As a child, Lucille made crank phone calls. She found strangers named “Stone” in the phone book, and referred to their children as “The little pebbles.” As a teen, Lucille longed to see Frank Sinatra at the Paramount Theatre in midtown. The venue oversold the tickets. Undeterred, Lucille and a friend shared one seat. A few years later, Lucille was awarded a BA in Education from NYU. Back then, far fewer people, especially girls, attended college. In her free time, Lucille shopped for cool earrings in the Village. She also played tennis and skied. At the 92nd street Y, she’d shoot hoops with the boys, as they were better players.
After graduation, Lucille made close friends at JHS 99 in East Harlem. First, she taught steno, typing and short hand. Then, she taught math. Lucille didn’t have a natural gift with numbers. However, the principal loved her colorful bulletin boards, decorated with paint, drawings and magazine photos. Somehow, the principal decided that self- expression via cork, staples and push pins qualified her for the ardors of arithmetic. Lucille was unsure. The principal offered an extra free period. Lucille accepted.

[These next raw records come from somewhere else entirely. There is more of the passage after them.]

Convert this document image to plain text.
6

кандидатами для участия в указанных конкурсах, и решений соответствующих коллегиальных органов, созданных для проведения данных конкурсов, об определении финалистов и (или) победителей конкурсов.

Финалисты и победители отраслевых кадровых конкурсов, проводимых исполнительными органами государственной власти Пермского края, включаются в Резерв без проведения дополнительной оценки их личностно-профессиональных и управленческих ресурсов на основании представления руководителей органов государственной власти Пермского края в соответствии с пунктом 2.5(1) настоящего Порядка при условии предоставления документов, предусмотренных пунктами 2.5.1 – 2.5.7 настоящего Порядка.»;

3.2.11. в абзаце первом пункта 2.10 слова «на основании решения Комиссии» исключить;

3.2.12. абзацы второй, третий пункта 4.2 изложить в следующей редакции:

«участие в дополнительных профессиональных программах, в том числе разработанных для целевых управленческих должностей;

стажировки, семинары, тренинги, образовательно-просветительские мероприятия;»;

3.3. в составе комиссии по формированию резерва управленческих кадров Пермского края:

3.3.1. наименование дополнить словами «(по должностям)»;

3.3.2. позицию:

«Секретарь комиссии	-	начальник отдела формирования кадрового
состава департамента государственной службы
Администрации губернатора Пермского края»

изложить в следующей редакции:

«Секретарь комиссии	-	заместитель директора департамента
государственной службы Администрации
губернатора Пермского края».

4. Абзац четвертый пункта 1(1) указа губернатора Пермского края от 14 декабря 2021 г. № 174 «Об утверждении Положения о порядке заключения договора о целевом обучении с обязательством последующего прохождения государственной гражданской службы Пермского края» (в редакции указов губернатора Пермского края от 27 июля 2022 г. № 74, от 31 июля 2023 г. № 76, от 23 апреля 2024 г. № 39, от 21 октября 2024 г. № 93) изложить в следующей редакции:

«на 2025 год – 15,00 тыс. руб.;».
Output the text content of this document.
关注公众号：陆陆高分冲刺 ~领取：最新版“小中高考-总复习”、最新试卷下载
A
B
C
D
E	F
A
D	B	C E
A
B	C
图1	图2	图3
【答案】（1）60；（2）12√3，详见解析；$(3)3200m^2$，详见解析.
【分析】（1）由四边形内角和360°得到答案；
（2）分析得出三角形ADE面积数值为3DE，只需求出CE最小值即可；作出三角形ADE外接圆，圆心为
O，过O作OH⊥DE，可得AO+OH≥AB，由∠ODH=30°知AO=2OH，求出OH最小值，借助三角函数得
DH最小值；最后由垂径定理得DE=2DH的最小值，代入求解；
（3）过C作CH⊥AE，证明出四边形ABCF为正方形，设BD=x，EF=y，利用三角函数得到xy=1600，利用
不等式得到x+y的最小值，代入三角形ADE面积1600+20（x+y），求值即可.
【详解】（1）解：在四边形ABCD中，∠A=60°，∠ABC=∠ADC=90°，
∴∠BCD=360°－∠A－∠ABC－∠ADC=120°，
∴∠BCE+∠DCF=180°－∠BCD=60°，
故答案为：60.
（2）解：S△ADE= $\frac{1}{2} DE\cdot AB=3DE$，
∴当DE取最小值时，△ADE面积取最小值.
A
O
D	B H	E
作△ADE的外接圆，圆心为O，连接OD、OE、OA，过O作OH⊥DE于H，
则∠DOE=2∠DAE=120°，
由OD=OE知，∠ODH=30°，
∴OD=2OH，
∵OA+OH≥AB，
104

Romance had its own challenges. To ensure she’d never be taller than a blind date, she kept two pairs of shoes by the door: flats and heels. Lucille-in heels-met her future husband, Bob. Their first date occurred after his mom, Lee, went to a lunch at B’nai B’rith, a Jewish charity. Lee had a son. The four other ladies at the table, including Lucille’s mom, Frieda, had daughters. Lee left with four phone numbers. After their first date, Bob told his mother, “That’s the girl I’m going to marry.” In 1958, they walked down the aisle. In an another non-traditional move, Lucille held a short, teachers-only hors d’oeuvres reception in the temple. The gathering occured after the ceremony and before the official reception. This was so the teachers, who were not invited to the official reception, could feel included.
Our home on Birchwood Drive in Wyckoff, NJ had a cow pasture behind the back yard and a rock garden for a front yard. Lucille partnered with Bob to make other bold, decorating choices. This included a sunken, indoor fish pond. At the head of the pond, perched on a mound of lime green stone, stood a white ceramic, Buddha-shaped, Tiki cocktail tumbler. After running a power line, water spurted from the Buddha’s tummy.
A few feet away stood a large, white, round rug, purchased from Faber Brothers Broadloom in Oakland. First, Lucille asked for the rug to be cut into a circle. The rug man agreed. Then, she asked that a large hole be cut in the middle. The rug man disagreed. She assured the confused rug man the hole was vital to her aesthetic concept. The rug man thought she was weird. Undaunted, Lucille told him she wanted to see the polished bluestone floor peeking out from the center of the rug. The rug, cut under protest, was placed in front of our white, mid-century modern, Prewar cone fireplace. The circular design brought the room together.
Besides unique exterior and interior design, Lucille invented original recipes. Inspired by food allergies, her tasty and imaginative dishes featured healthy ingredients. She also delighted in blasting WOR radio (often used as a wake-up call). Two of my favorite quotes of hers are: “Get up. It’s late” and “Go to bed. It’s late.”
After Bob died, Lucille worked for over 20 years at the Barnert Temple, until her mid-90’s. As a drama teacher, she guided young children to embrace the joy of performing arts.
Aside from speaking every day, often on FaceTime, we also visited in person. In December, we celebrated Hannukah. In February, we celebrated her 96th birthday. Now, we celebrate her life.